Книга Vita Activa, или О деятельной жизни, страница 27. Автор книги Ханна Арендт

Разделитель для чтения книг в онлайн библиотеке

Онлайн книга «Vita Activa, или О деятельной жизни»

Cтраница 27
§ 10 Локализация деятельностей

Хотя различение между приватным и публичным до известной степени совпадает с такими парами противоположностей как необходимость и свобода, быстротечность и постоянство, наконец стыд и честь, отсюда всё же никак не следует что только необходимое, быстротечное, постыдное принадлежат к сфере приватного. В своем элементарнейшем смысле эти две сферы означают, что есть вещи, имеющие право на потаенность, и есть другие, способные развернуться лишь когда выставлены на публичное обозрение. Если осмыслить эти феномены пока еще даже не задумываясь о том, в каком месте мы конкретно можем встретить их в той или иной цивилизации, то быстро обнаружится что всякой человеческой деятельности по-видимому присуще нечто указывающее на то, что она не парит как бы в воздухе, а имеет принадлежащее ей место в мире. Это во всяком случае касается главных видов деятельности, на которые расчленяется vita activa, – труд (работа), создание (изготовление) и действие (поступок). Чтобы однако ясно осмыслить этот примечательный феномен присущей всем деятельностям локализации, хорошо было бы выбрать пример, который не каждодневен и даже имеет в себе что-то экстремальное, но зато сыграл видную роль в истории политической мысли. Речь пойдет о проблеме добра.

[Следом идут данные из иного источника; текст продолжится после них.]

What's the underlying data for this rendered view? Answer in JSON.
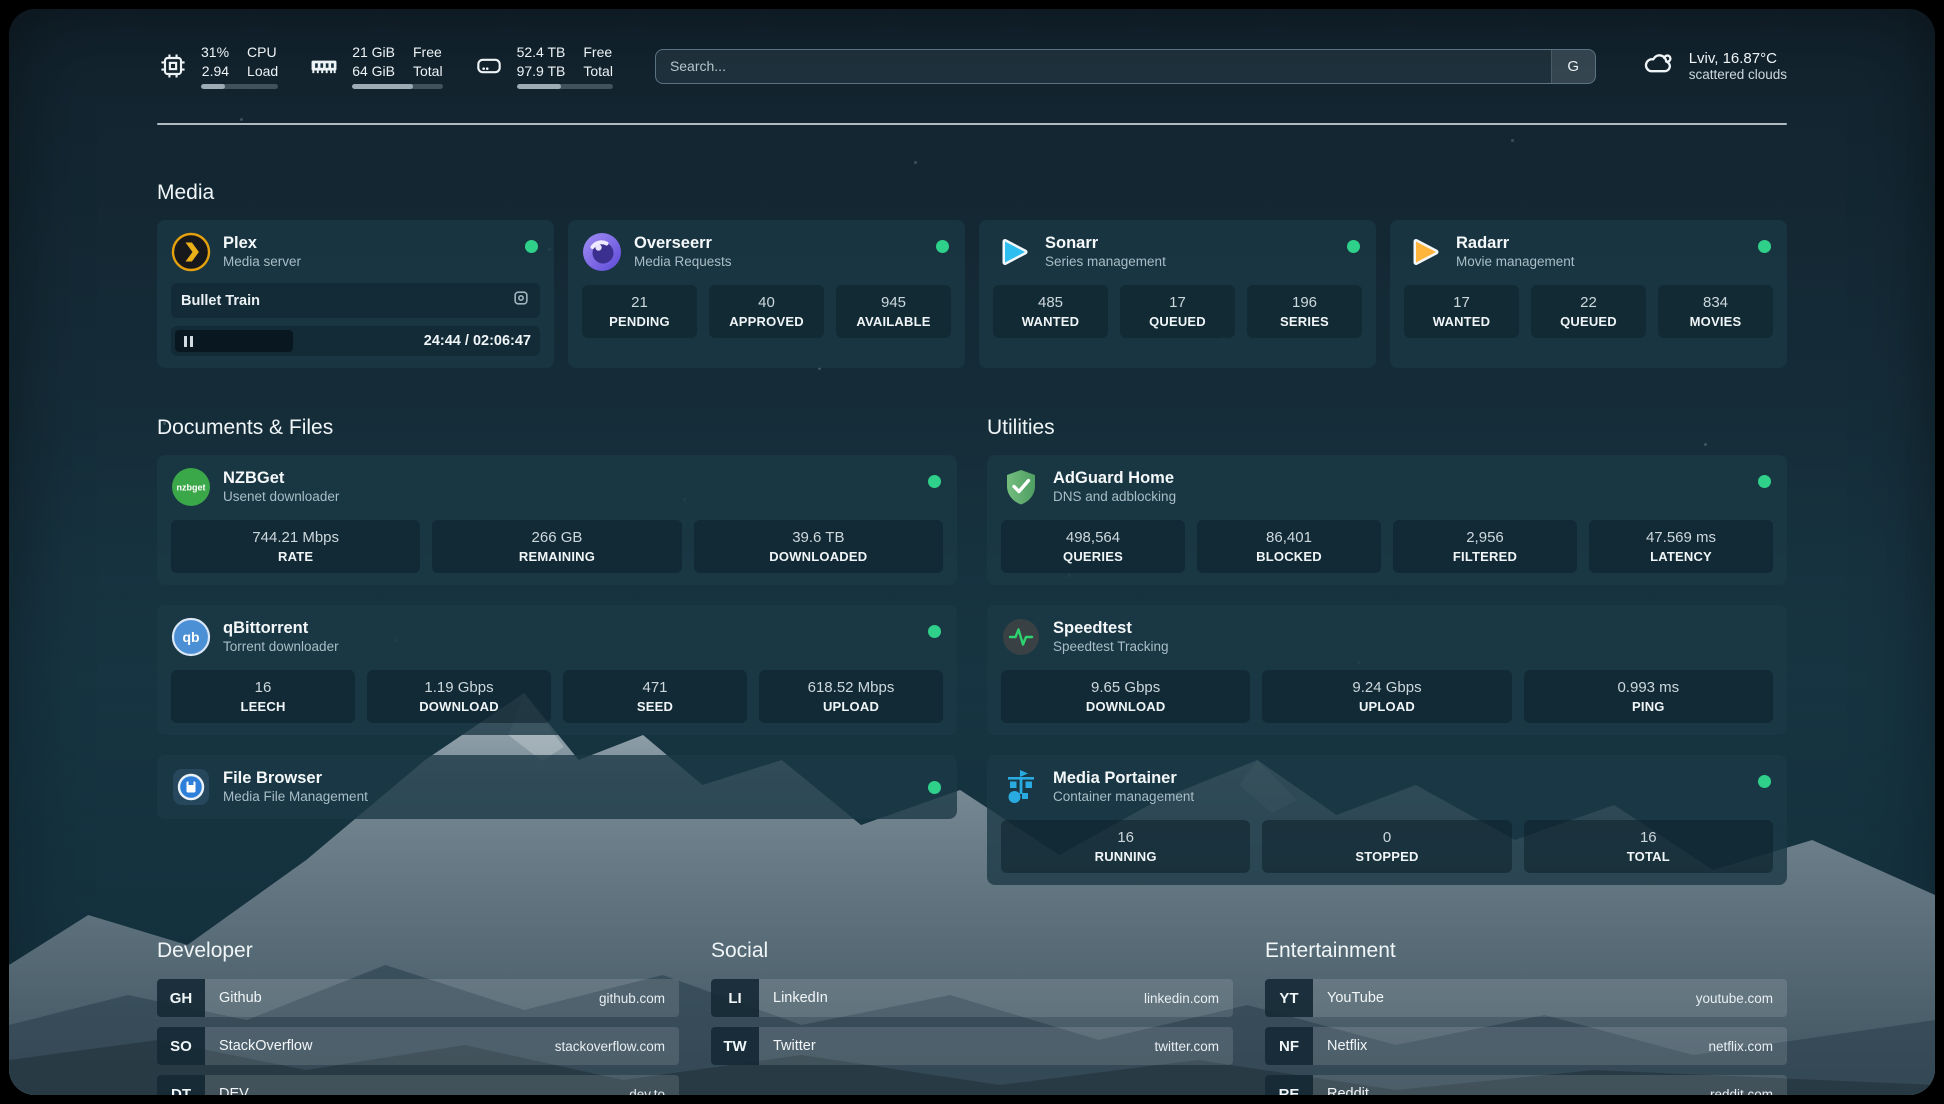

Феномен добра в абсолютном смысле – т. е. нечто такое, что не совпадает ни с исключительным и выдающимся, ни с просто полезным, – в истории Запада известен лишь с возникновения христианства. С тех пор однако мы сознаём, что совершение добрых дел есть одна из существенных возможностей человеческой деятельности. Глубокая неприязнь раннего христианства к res publica, к делам публичности, с такой великолепной резкостью сформулированная Тертуллианом в его nес ulla magis res aliena quam publica, «никакое дело не так чуждо нам как публичное» [108], становится всеобщей и естественно справедливо истолковывается как следствие раннехристианских эсхатологических ожиданий, утративших свою актуальность потом, когда опыт научил что даже гибель Римской империи еще не означает конца мира [109]. Однако у безмирности христианства есть и другие корни, имевшие даже возможно еще большее значение для собственных учений Иисуса и во всяком случае настолько не относящиеся к вере в конец мира, что появляется искушение увидеть тут глубинную причину, почему христианскому отчуждению от мира всё же удалось потом пережить провал эсхатологических ожиданий.

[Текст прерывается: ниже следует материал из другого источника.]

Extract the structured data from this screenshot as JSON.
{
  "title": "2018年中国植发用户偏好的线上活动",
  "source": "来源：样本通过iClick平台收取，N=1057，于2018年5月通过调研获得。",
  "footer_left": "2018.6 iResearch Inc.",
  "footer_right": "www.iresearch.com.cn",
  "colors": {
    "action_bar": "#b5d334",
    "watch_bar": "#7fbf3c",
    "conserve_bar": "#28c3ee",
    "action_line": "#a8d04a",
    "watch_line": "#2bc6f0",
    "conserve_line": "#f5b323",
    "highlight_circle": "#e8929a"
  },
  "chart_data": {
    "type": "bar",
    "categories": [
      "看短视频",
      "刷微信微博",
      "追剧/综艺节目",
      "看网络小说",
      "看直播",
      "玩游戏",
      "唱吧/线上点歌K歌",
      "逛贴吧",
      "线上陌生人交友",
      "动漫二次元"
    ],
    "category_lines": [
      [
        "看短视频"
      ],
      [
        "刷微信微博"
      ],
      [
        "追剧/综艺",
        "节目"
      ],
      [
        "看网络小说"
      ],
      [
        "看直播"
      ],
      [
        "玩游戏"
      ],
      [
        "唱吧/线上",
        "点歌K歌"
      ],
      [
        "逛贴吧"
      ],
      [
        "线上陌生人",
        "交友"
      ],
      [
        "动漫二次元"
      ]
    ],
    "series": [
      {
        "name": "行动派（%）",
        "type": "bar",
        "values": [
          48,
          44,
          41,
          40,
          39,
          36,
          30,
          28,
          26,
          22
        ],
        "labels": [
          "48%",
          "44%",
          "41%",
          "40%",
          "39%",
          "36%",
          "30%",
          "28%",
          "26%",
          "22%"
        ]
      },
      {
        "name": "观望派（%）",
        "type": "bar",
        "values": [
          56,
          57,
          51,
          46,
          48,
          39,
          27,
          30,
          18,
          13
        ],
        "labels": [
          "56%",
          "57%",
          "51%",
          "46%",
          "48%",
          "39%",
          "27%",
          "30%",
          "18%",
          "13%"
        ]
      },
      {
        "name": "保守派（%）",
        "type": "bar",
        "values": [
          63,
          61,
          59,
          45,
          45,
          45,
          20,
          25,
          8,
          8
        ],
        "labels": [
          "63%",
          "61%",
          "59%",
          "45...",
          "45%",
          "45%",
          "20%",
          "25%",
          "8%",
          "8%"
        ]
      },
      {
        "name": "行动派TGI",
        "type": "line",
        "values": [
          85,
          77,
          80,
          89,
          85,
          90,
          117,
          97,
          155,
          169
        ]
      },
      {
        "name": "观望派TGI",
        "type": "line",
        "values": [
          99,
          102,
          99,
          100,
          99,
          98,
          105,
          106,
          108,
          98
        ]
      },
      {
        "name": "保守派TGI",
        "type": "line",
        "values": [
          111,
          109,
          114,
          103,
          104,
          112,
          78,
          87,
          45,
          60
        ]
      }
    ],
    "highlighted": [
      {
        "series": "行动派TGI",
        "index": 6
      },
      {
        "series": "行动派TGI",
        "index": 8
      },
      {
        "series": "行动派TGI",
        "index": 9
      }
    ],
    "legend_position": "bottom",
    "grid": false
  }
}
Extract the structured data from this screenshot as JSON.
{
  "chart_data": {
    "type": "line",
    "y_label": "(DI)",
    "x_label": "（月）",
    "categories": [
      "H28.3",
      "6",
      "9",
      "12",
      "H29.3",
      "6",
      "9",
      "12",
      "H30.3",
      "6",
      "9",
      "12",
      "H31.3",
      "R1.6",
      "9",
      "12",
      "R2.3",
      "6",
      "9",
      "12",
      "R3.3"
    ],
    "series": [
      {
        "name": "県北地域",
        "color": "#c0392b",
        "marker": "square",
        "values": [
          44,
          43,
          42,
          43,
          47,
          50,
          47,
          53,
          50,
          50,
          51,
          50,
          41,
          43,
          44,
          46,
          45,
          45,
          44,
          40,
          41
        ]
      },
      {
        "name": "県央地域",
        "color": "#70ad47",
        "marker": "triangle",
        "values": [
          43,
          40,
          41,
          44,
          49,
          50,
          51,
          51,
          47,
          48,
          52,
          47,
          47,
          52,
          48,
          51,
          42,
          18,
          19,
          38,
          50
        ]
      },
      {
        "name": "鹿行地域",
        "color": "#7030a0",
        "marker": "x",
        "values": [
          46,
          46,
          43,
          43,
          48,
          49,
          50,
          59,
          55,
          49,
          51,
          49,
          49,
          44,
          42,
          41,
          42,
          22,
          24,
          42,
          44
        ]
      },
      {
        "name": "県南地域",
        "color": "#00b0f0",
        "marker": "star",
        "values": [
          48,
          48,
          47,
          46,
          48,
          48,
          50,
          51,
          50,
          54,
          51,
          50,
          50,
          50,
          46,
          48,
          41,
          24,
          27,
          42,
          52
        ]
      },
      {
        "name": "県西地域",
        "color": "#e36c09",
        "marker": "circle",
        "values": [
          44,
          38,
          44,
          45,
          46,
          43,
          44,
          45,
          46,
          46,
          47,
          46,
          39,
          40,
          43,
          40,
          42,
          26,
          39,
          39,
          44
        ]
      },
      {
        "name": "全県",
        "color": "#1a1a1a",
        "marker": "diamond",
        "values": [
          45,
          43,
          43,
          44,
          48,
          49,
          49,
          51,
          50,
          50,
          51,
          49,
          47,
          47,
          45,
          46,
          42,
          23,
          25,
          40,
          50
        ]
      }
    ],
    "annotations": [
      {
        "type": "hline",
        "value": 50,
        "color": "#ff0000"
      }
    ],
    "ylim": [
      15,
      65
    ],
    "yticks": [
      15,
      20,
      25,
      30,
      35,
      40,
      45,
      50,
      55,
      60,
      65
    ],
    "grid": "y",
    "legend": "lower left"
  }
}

Единственная деятельность, какой Иисус по свидетельствам учил словом и делом, это деятельное добро, и такая деятельность имеет явную тенденцию совершаться скрыто от человеческих ушей и глаз. Таким образом раннехристианская враждебность к публичности, упор на то, что благочестивое житие должно держаться как только можно далеко от нее, позволяет понимать себя между прочим как убедительно очевидная установка, вытекающая независимо от всех надежд и ожиданий из позиции деятельного добра. Ибо как только доброе дело становится публично известно, оно естественно теряет свой специфический характер добра. Делаясь явным, оно может еще оставаться весьма полезным, подобно всем предприятиям благотворительных учреждений, или высоко ценным, подобно всем по-настоящему солидарным поступкам; но именно добром оно уже не будет. Так что Иисус предупреждал: «Смотрите, не творите милостыни вашей пред людьми для того чтобы они видели вас… пусть милостыня твоя будет втайне». Добро не терпит когда его видят и замечают, ни другие, ни тот кто добро творит. Кто осознаёт, что делает доброе дело, уже не добр; он стал просто полезным членом общества или помнящим о своем долге прихожанином церкви. Оттого Иисус говорил: «Пусть твоя левая рука не знает, что делает правая».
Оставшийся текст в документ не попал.